Figure 2: Characteristics of disease arranged by function of the protein encoded by the disease gene.

a, Disease genes encoding enzymes; b, disease genes encoding modifiers of protein function; c, disease genes encoding receptors; d, disease genes encoding transcription factors. The columns of disease features are labelled at the top. AR, autosomal recessive; AD, autosomal dominant; early adulthood, puberty to <50 years; late adulthood, >50 years.

Interestingly, each of the four functional categories has a different peak age at onset. For transcription factors the peak is in utero; for enzymes it is in year 1; for receptors it is between year 1 and puberty; and for modifiers of protein function it is in early adulthood. These correlations provide biological support for the validity of the functional characterization and they hint at additional principles of disease. Perhaps disorders of receptors are most likely to present in childhood because this is a time of rapid growth and, especially during puberty, of intense signalling activity between various cells and tissues.
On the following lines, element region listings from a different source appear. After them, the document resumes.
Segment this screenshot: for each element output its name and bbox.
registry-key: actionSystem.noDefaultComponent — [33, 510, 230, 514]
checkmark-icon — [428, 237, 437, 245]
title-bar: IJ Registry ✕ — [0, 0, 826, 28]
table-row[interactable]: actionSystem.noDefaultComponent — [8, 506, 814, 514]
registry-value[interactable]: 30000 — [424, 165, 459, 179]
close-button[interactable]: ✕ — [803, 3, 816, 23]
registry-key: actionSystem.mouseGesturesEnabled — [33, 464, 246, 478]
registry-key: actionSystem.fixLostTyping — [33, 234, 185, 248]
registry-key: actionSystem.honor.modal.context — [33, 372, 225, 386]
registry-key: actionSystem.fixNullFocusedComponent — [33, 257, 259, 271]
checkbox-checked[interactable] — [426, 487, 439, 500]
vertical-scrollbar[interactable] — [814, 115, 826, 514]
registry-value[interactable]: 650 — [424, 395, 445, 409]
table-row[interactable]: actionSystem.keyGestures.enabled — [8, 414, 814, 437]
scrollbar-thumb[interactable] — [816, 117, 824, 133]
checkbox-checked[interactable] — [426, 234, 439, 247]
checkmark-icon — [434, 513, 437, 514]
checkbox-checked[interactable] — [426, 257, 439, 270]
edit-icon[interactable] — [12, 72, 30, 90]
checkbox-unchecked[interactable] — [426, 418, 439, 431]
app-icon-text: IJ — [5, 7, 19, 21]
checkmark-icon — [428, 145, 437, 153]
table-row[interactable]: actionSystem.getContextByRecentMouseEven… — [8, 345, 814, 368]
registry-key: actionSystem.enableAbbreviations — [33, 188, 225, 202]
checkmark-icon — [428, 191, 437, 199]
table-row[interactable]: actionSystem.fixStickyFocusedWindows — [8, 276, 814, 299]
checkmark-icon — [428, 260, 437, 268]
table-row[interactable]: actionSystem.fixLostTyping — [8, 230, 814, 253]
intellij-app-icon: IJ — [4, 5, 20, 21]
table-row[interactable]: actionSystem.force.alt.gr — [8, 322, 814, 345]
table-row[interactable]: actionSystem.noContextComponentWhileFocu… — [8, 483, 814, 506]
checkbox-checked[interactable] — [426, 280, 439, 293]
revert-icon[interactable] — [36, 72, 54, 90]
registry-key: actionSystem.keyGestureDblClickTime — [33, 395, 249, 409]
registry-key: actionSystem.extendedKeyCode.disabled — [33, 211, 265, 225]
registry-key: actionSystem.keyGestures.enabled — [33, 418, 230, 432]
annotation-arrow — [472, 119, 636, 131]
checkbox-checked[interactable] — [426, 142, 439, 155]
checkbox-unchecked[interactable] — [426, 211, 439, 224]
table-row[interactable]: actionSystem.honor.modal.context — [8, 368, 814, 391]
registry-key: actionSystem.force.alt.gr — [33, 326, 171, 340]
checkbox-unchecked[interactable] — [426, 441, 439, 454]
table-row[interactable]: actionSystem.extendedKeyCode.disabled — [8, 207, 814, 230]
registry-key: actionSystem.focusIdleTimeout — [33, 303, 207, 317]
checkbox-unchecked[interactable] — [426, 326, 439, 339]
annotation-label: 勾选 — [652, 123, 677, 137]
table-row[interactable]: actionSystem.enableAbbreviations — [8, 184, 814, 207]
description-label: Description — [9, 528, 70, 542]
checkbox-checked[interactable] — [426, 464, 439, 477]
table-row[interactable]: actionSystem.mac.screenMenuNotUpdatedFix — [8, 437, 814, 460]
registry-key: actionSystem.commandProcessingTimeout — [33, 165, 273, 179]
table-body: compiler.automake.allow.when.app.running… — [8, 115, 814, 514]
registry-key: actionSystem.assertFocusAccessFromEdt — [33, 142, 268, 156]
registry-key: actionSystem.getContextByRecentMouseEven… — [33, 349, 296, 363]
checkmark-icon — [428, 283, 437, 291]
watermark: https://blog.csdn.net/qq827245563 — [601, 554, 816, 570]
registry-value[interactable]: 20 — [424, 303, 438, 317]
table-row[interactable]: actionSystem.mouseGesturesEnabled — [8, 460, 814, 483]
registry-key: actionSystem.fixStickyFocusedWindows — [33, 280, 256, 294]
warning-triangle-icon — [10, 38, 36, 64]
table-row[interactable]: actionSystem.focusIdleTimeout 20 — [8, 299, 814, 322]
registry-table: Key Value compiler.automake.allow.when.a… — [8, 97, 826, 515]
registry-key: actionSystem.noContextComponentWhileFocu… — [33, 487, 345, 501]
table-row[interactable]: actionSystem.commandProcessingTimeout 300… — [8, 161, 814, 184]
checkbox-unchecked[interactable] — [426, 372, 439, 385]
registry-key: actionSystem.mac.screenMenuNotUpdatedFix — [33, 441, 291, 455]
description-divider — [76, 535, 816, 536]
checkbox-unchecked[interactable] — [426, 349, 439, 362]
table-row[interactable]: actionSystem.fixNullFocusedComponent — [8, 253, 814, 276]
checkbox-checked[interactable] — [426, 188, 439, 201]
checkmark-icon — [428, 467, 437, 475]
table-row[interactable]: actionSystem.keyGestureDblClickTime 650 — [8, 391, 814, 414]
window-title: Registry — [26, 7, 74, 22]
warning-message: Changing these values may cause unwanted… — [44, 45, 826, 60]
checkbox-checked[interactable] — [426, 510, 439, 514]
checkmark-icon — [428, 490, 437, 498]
Similarly, disorders involving modifiers of protein function may present later in life because the homeostatic systems are not completely disrupted by these defects; rather, they respond in ways that are less congruent with the demands placed on the organism and so become symptomatic more gradually. Finally, there is no apparent relationship between functional category and reduction in life expectancy. This may reflect a true lack of correlation or it may indicate that larger numbers and more sophisticated characterization of disease severity are required to discern such relationships.

Better functional annotation of the human genome and a comprehensive list of human disease genes should lead to much greater integration of medicine and biology. We believe that increasing knowledge of the genes associated with diseases will allow researchers to address more complicated issues, including the relative contributions to disease of genes in the core biological set shared by all species and those encoding proteins specific to humans⁸; how sequence features (such as conservation and polymorphism) relate to disease characteristics; and how protein function relates to the outcome of clinical treatment⁹.